Any recovery audits are performed by a contractor, the agency could authorize the contractor to notify entities of overpayments. The contractor is prohibited from making final determinations relating to whether an overpayment occurred.
Any amount collected through recovery audit, no more than 25 percent shall be available to administer the program or activity to carry out the financial management improvement program. 25 percent would be used for the original purpose, and 5 percent would be used for inspector general activities. Any funds for financial management program and inspector general could only be expanded through annual appropriations act. All remaining amounts would be deposited in the Treasury.
The requirements for recovered funds would not apply to entitlement programs or tax-credit programs.
It also requires the head of each agency to conduct a financial management improvement program to address problems that contribute directly to improper payments and to seek to reduce errors and waste in other agency programs and operations.
The measure also requires no later than two years after the date of enactment, a study shall be conducted to determine the costs and benefits recovery audit activities and the effectiveness of using the services of private contractors, agency employees, cross-servicing from other agencies, and combination of the provision of services.

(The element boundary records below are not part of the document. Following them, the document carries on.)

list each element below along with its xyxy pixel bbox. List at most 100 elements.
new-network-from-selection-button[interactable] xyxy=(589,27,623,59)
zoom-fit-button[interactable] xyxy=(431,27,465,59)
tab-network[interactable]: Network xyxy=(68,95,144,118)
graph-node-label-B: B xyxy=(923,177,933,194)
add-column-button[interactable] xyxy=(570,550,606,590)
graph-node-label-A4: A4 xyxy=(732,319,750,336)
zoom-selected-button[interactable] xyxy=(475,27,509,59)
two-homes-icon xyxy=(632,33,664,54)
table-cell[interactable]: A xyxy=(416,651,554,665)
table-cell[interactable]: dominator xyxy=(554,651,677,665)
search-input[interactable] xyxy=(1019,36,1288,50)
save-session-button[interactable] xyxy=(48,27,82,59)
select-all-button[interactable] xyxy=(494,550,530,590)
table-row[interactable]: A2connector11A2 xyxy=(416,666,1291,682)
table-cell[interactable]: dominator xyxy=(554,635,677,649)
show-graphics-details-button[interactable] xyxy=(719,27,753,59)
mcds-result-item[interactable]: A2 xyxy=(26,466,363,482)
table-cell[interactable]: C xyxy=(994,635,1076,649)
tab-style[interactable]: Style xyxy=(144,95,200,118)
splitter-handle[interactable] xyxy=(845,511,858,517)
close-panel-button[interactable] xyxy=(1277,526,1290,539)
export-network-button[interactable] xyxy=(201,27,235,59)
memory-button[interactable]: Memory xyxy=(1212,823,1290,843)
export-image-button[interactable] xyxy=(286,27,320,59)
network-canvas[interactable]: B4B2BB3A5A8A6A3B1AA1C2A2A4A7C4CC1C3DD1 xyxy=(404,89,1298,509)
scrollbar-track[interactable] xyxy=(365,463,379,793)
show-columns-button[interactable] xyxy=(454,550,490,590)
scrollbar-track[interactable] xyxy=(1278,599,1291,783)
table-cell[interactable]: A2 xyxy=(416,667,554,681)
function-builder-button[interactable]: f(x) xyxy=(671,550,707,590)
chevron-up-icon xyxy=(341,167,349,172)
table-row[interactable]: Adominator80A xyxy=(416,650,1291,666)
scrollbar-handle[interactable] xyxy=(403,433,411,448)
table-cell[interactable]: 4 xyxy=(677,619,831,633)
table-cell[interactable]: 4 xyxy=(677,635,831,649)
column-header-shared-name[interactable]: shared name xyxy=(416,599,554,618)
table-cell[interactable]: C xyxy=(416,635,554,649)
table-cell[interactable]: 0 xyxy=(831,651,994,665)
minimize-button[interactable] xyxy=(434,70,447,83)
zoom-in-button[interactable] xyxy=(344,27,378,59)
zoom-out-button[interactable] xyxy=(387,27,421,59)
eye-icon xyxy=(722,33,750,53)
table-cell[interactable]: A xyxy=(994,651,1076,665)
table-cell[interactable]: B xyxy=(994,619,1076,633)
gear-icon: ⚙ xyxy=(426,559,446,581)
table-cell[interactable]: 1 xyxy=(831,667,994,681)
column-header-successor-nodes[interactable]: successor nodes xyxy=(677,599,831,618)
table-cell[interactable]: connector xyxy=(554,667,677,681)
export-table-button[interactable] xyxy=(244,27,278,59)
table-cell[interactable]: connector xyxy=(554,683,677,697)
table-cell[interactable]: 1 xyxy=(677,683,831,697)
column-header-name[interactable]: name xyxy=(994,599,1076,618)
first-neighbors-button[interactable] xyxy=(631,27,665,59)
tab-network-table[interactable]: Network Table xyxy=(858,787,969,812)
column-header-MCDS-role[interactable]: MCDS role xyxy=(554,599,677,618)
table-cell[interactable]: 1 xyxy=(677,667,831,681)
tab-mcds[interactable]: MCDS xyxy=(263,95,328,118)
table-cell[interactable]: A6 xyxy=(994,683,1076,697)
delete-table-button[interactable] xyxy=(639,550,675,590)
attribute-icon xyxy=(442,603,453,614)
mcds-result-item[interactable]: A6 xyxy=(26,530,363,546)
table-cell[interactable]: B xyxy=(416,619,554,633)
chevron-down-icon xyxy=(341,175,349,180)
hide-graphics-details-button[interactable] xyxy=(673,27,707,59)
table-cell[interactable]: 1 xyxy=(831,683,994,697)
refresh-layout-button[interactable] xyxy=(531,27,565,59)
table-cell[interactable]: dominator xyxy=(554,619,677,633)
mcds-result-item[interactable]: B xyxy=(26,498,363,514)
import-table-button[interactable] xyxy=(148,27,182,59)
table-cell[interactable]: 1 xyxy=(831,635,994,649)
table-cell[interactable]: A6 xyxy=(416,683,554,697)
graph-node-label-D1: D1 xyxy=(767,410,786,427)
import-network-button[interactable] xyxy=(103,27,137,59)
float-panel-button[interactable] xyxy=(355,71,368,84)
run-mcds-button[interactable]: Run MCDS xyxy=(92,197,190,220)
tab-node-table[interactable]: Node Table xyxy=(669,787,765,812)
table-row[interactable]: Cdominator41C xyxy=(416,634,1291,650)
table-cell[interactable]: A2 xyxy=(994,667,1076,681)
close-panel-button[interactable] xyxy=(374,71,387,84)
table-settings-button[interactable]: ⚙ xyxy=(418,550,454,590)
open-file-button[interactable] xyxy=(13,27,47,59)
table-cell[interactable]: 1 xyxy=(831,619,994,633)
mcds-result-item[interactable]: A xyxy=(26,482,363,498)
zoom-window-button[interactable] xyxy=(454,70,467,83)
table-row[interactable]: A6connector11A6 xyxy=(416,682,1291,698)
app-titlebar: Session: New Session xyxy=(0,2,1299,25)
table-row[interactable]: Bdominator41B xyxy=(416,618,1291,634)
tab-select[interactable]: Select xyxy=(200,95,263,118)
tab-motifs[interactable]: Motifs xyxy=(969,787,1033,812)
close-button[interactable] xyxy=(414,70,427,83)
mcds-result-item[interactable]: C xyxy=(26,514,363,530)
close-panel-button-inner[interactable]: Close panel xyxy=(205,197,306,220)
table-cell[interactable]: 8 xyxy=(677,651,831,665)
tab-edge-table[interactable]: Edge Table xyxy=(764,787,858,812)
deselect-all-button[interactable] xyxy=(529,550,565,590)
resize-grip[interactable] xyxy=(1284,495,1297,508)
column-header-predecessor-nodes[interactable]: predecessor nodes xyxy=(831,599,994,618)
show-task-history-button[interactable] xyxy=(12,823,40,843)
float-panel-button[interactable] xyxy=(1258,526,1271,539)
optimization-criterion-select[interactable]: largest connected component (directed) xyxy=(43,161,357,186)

The bill defines a federal agency as in compliance with this legislation if it has reported an improper payment rate of less than 10 percent of each program and activity for which improper payments were estimated. In addition, compliance requirements include publishing an annual financial statement, conduct a specific program risk assessment, publishing improper payment estimates, publishing a corrective plan, and publishing improper payment reduction targets.
The measure requires that any agency not in compliance, to submit a plan to Congress describing the actions it will take to become compliant. If agency is determined to be noncompliant for two consecutive fiscal years for the same program, the agency would be required to spend additional funding on greater compliance efforts.
The bill directs agencies, if determined not to be compliant for three consecutive fiscal years for the same program, to submit reauthorization proposals to Congress, or submit proposals for statutory changes necessary to bring the program into compliance.
Compliance Enforcement Pilot Program:
The bill allows OMB to establish one or more pilot programs to test potential accountability tied to eliminating any improper payments. No later than five years after the bill's enactment, OMB would report to Congress on the finding included in the pilot program.
Improper payments result when a federal agency overpays for a certain product or service, or when a payment is made to an ineligible recipient, or when a payment is made but no good or service is provided to the government.
Improper payments can result from fraud or administrative errors not detected by poor financial management systems.
The Congressional Budget Office (CBO) has not yet provided a cost estimate for this bill.